RFI: Au moins 32 morts depuis vendredi 16 juin, dans le cercle de Koro dans la région de Mopti. Est-ce à dire que malgré tous vos efforts pour réconcilier les communautés, on n’y arrive pas.
Aly Nouhoum Diallo : On a des difficultés. Il y a eu une grande réunion à Mopti où Peuls, Bambaras, Dogons ont parlé pendant trois jours, on a toujours l’espoir d’y arriver.
Ces affrontements qui durent depuis des décennies, les Peuls disent que les sédentaires leur volent leurs pâturages, les sédentaires disent que les Peuls leur volent leurs terres. Qui a raison ?
Les uns et les autres ont raison. Il serait bien que les autorités arrivent, une fois pour toutes, à régler ce problème de partage des terres, de partage des eaux, de partage des pâturages et que les autorités puissent appliquer les lois et règlements qui ont été édictés.
Sans corruption ?
Voilà.
On peut matérialiser les pistes de parcours pour le bétail si sur place les autorités locales n’appliquent pas, ça ne sert à rien ?
Absolument et ce qui illustre ça, nous avons entendu dire que cette année, les traversées du fleuve, qui sont habituellement des fêtes nationales, des fêtes locales, n’ont pas été gérées par ni l’autorité nationale, ni l’autorité locale. Cette année les traversées ont été gérées par les hommes d’Amadou Koufa.
Le jihadiste Amadou Koufa.
Les hommes d’Amadou Koufa. Je n’ai jamais causé avec Amadou Koufa. Je ne sais pas si lui-même il se qualifie de jihadiste. Je ne sais pas. Et je me garde de qualifier les hommes.
Pourquoi ce fait, parce que l’Etat n’est plus présent dans la région ?
L’Etat effectivement ne contrôle pas cette zone. Nonobstant la présence physique par-ci par-là dans quelques cercles, mais tous les sous-préfets dans le meilleur des cas sont dans les capitales de cercle, mais pas dans les capitales de leur sous-préfecture. Quand Amadou Koufa a réussi à faire cette traversée-là, il n’y a eu aucun conflit, aucune difficulté, et les habitants de cette zone en viennent à dire, peut-être même que sa gestion est meilleure à celle de l’administration. Dieu seul sait que je souhaiterais que ce soit elle qui gère ces problèmes.

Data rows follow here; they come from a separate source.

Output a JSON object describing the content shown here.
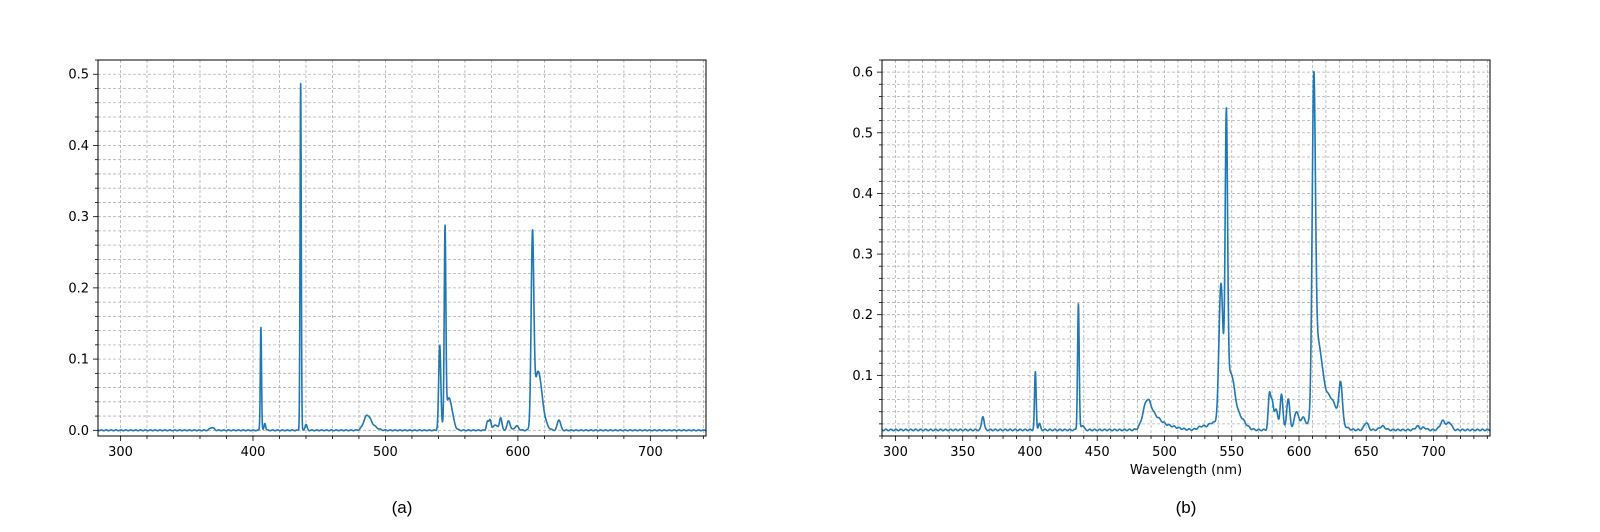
{
  "colors": {
    "line": "#1f77b4",
    "grid": "#b0b0b0",
    "axes": "#000000"
  },
  "chart_data": [
    {
      "type": "line",
      "caption": "(a)",
      "xlabel": "",
      "ylabel": "",
      "xlim": [
        283,
        742
      ],
      "ylim": [
        -0.008,
        0.52
      ],
      "xticks": [
        300,
        400,
        500,
        600,
        700
      ],
      "xminor_step": 20,
      "yticks": [
        0.0,
        0.1,
        0.2,
        0.3,
        0.4,
        0.5
      ],
      "yminor_step": 0.02,
      "grid": true,
      "baseline": 0.0,
      "peaks": [
        [
          369,
          0.004,
          1.5
        ],
        [
          406,
          0.145,
          0.45
        ],
        [
          409,
          0.01,
          0.6
        ],
        [
          436,
          0.487,
          0.45
        ],
        [
          440,
          0.008,
          0.8
        ],
        [
          486,
          0.018,
          2.5
        ],
        [
          490,
          0.006,
          3.5
        ],
        [
          541,
          0.118,
          0.8
        ],
        [
          545,
          0.266,
          0.6
        ],
        [
          548,
          0.045,
          2.5
        ],
        [
          577,
          0.012,
          0.8
        ],
        [
          579,
          0.015,
          0.8
        ],
        [
          583,
          0.008,
          1.5
        ],
        [
          587,
          0.018,
          0.9
        ],
        [
          593,
          0.013,
          1.2
        ],
        [
          599,
          0.006,
          1.5
        ],
        [
          611,
          0.26,
          1.0
        ],
        [
          615,
          0.07,
          2.5
        ],
        [
          618,
          0.02,
          3.0
        ],
        [
          631,
          0.015,
          1.2
        ]
      ]
    },
    {
      "type": "line",
      "caption": "(b)",
      "xlabel": "Wavelength (nm)",
      "ylabel": "",
      "xlim": [
        290,
        742
      ],
      "ylim": [
        0.0,
        0.62
      ],
      "xticks": [
        300,
        350,
        400,
        450,
        500,
        550,
        600,
        650,
        700
      ],
      "xminor_step": 10,
      "yticks": [
        0.1,
        0.2,
        0.3,
        0.4,
        0.5,
        0.6
      ],
      "yminor_step": 0.02,
      "grid": true,
      "baseline": 0.01,
      "peaks": [
        [
          365,
          0.023,
          0.9
        ],
        [
          404,
          0.095,
          0.6
        ],
        [
          407,
          0.01,
          0.8
        ],
        [
          436,
          0.208,
          0.6
        ],
        [
          439,
          0.008,
          1.0
        ],
        [
          487,
          0.043,
          3.0
        ],
        [
          493,
          0.015,
          4.0
        ],
        [
          500,
          0.008,
          8.0
        ],
        [
          528,
          0.006,
          3.0
        ],
        [
          536,
          0.012,
          3.0
        ],
        [
          542,
          0.235,
          1.5
        ],
        [
          546,
          0.47,
          0.9
        ],
        [
          549,
          0.09,
          3.0
        ],
        [
          556,
          0.02,
          4.0
        ],
        [
          578,
          0.055,
          0.9
        ],
        [
          580,
          0.045,
          1.0
        ],
        [
          583,
          0.035,
          1.2
        ],
        [
          587,
          0.06,
          1.0
        ],
        [
          592,
          0.05,
          1.2
        ],
        [
          598,
          0.03,
          1.5
        ],
        [
          603,
          0.02,
          2.0
        ],
        [
          611,
          0.508,
          1.2
        ],
        [
          614,
          0.12,
          3.0
        ],
        [
          620,
          0.04,
          5.0
        ],
        [
          626,
          0.025,
          5.0
        ],
        [
          631,
          0.062,
          1.2
        ],
        [
          650,
          0.012,
          1.5
        ],
        [
          662,
          0.006,
          2.0
        ],
        [
          688,
          0.006,
          1.5
        ],
        [
          693,
          0.004,
          1.5
        ],
        [
          707,
          0.015,
          2.0
        ],
        [
          712,
          0.012,
          1.5
        ]
      ]
    }
  ]
}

Cet Amadou Koufa, ce n’est pas simplement une figure de la communauté peule, c’est aussi un prédicateur. Donc beaucoup de jeunes écoutent des prêches très radicaux et jihadistes sur leur téléphone portable. A quoi tient le succès de ces prêches, peut-être à ces traditions théocratiques qui remontent dans votre région au 19ème siècle, au temps de l’empire du Macina ?
Oui. Si on dit que les Peuls ont fondé des théocraties, personne ne peut dire le contraire : Ousman dan Fodio à Sokoto au Nigeria, Sékou Amadou Barry à Hamdallaye, dans la région de Mopti. C’est ça que l’on a appelé l’empire peul du Macina. Et il y a eu El Hadj Oumar Tall, lui il est pratiquement dans tout l’espace qu’on appelle « Mali ». Et il y a les Imams de Labé et de Timbu en Guinée. Donc incontestablement, il y a eu des théocraties peules. Mais à ma connaissance, on n’a jamais connu des vendredis où Ousman dan Fodio, Sékou Amadou ou El Hadj Oumar Tall ou des Imams de Guinée procédaient à des jugements et à des amputations.
On n’a pas connu la charia ?
Non. Alors Amadou Koufa, qu’est-ce qui fait son succès ? C’est un : le chômage, particulièrement dans le monde des arabisants. Les écoles coraniques fournissent pas mal de jeunes gens qui savent par cœur le Coran, mais qui sont sans emploi. Mais aujourd’hui, s’il y a une revendication majeure du Haut-Conseil islamique, c’est comment employer aussi les intellectuels arabisants au même titre que les intellectuels francophones.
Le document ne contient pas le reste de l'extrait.